Price Kaki marries “auntie spirit” and “kampung spirit” in a single app that crowdsources and compares the retail prices of groceries, household items, and hawker food. You can filter and sort listings by price, distance, supermarket and product categories, or earn rewards by contributing “intel” of your own.
The best part? It updates you on price changes, so you’ll never make another fruitless grocery run in our unforgiving weather.

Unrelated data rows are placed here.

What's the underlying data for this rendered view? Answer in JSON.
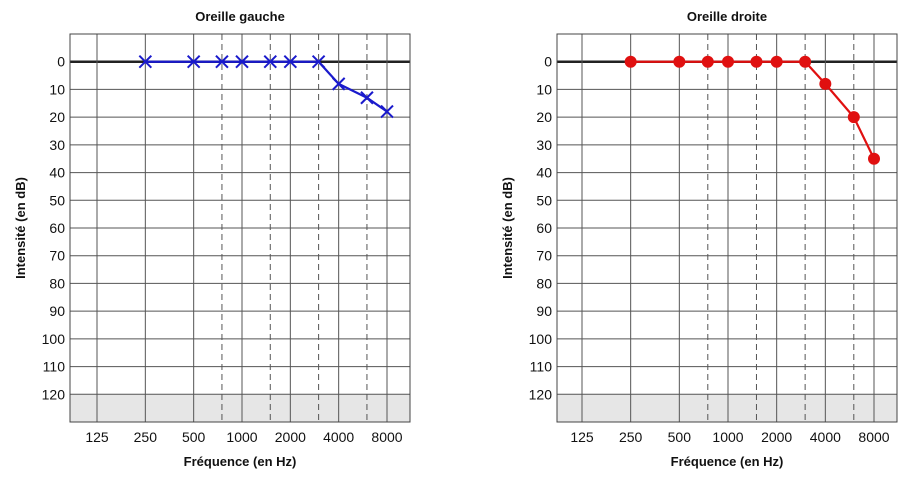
{
  "chart_data": [
    {
      "type": "line",
      "title": "Oreille gauche",
      "xlabel": "Fréquence (en Hz)",
      "ylabel": "Intensité (en dB)",
      "x_ticks": [
        "125",
        "250",
        "500",
        "1000",
        "2000",
        "4000",
        "8000"
      ],
      "y_ticks": [
        "0",
        "10",
        "20",
        "30",
        "40",
        "50",
        "60",
        "70",
        "80",
        "90",
        "100",
        "110",
        "120"
      ],
      "ylim": [
        -10,
        130
      ],
      "y_inverted": true,
      "x_scale": "log2",
      "marker": "cross",
      "color": "#1a1acc",
      "points": [
        {
          "x": 250,
          "y": 0
        },
        {
          "x": 500,
          "y": 0
        },
        {
          "x": 750,
          "y": 0
        },
        {
          "x": 1000,
          "y": 0
        },
        {
          "x": 1500,
          "y": 0
        },
        {
          "x": 2000,
          "y": 0
        },
        {
          "x": 3000,
          "y": 0
        },
        {
          "x": 4000,
          "y": 8
        },
        {
          "x": 6000,
          "y": 13
        },
        {
          "x": 8000,
          "y": 18
        }
      ]
    },
    {
      "type": "line",
      "title": "Oreille droite",
      "xlabel": "Fréquence (en Hz)",
      "ylabel": "Intensité (en dB)",
      "x_ticks": [
        "125",
        "250",
        "500",
        "1000",
        "2000",
        "4000",
        "8000"
      ],
      "y_ticks": [
        "0",
        "10",
        "20",
        "30",
        "40",
        "50",
        "60",
        "70",
        "80",
        "90",
        "100",
        "110",
        "120"
      ],
      "ylim": [
        -10,
        130
      ],
      "y_inverted": true,
      "x_scale": "log2",
      "marker": "circle",
      "color": "#e01010",
      "points": [
        {
          "x": 250,
          "y": 0
        },
        {
          "x": 500,
          "y": 0
        },
        {
          "x": 750,
          "y": 0
        },
        {
          "x": 1000,
          "y": 0
        },
        {
          "x": 1500,
          "y": 0
        },
        {
          "x": 2000,
          "y": 0
        },
        {
          "x": 3000,
          "y": 0
        },
        {
          "x": 4000,
          "y": 8
        },
        {
          "x": 6000,
          "y": 20
        },
        {
          "x": 8000,
          "y": 35
        }
      ]
    }
  ]
}
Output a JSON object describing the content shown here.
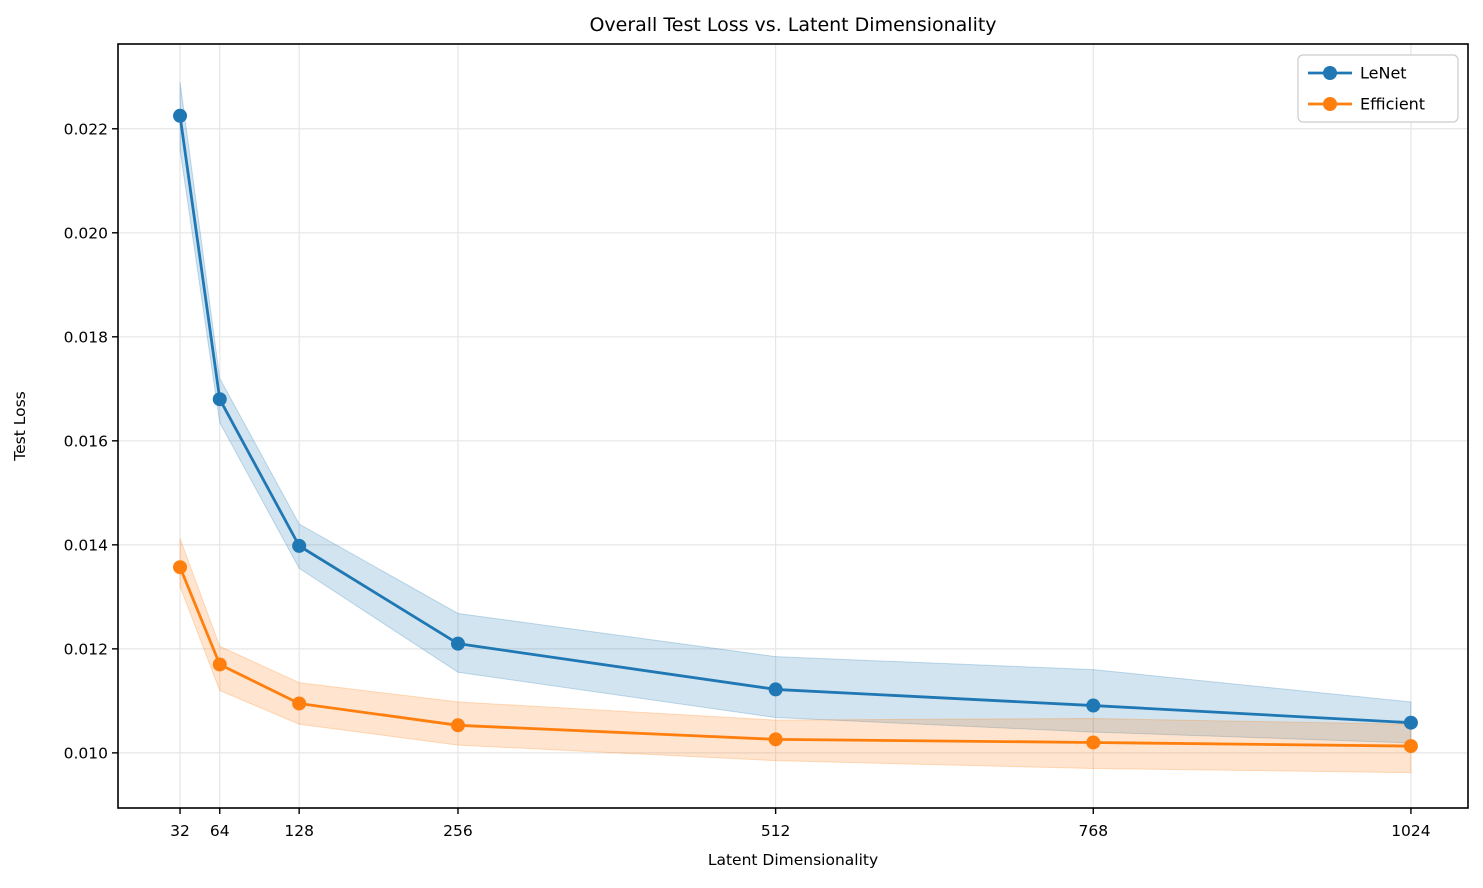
{
  "chart_data": {
    "type": "line",
    "title": "Overall Test Loss vs. Latent Dimensionality",
    "xlabel": "Latent Dimensionality",
    "ylabel": "Test Loss",
    "x": [
      32,
      64,
      128,
      256,
      512,
      768,
      1024
    ],
    "xtick_labels": [
      "32",
      "64",
      "128",
      "256",
      "512",
      "768",
      "1024"
    ],
    "ytick_values": [
      0.01,
      0.012,
      0.014,
      0.016,
      0.018,
      0.02,
      0.022
    ],
    "ytick_labels": [
      "0.010",
      "0.012",
      "0.014",
      "0.016",
      "0.018",
      "0.020",
      "0.022"
    ],
    "xlim": [
      -18,
      1070
    ],
    "ylim": [
      0.00894,
      0.02363
    ],
    "grid": true,
    "legend": {
      "position": "upper right",
      "entries": [
        "LeNet",
        "Efficient"
      ]
    },
    "series": [
      {
        "name": "LeNet",
        "color": "#1f77b4",
        "band_alpha": 0.2,
        "values": [
          0.02225,
          0.0168,
          0.01398,
          0.0121,
          0.01122,
          0.01091,
          0.01058
        ],
        "band_upper": [
          0.0229,
          0.0172,
          0.0144,
          0.01268,
          0.01185,
          0.0116,
          0.01098
        ],
        "band_lower": [
          0.0216,
          0.01635,
          0.01355,
          0.01155,
          0.01068,
          0.0104,
          0.01019
        ]
      },
      {
        "name": "Efficient",
        "color": "#ff7f0e",
        "band_alpha": 0.2,
        "values": [
          0.01357,
          0.0117,
          0.01095,
          0.01053,
          0.01026,
          0.0102,
          0.01013
        ],
        "band_upper": [
          0.01412,
          0.01205,
          0.01135,
          0.01098,
          0.01063,
          0.01066,
          0.01055
        ],
        "band_lower": [
          0.0132,
          0.0112,
          0.01055,
          0.01015,
          0.00985,
          0.0097,
          0.00962
        ]
      }
    ],
    "colors": {
      "grid": "#e6e6e6",
      "spine": "#000000",
      "background": "#ffffff",
      "legend_border": "#cccccc"
    }
  }
}
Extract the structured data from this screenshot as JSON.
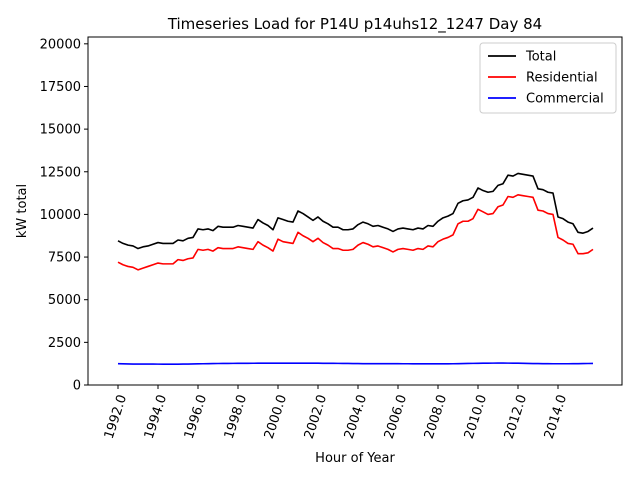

Driving in Singapore isn’t exactly a breeze, but local tech firm NCS wants to change that with Breeze Drive & Park. The app’s six-month pilot launch in Tiong Bahru was just announced earlier this month, but it is set to help drivers in Singapore find the fastest, shortest and cheapest route available.
It scours your vicinity for free parking, and lets you compare rates across facilities, locations, and destinations to make an informed choice every time. Besides parking, Breeze is also integrated with LTA’s data to tip drivers off on ERP fees in real time and scheduled trips so they can be preemptive about their routes.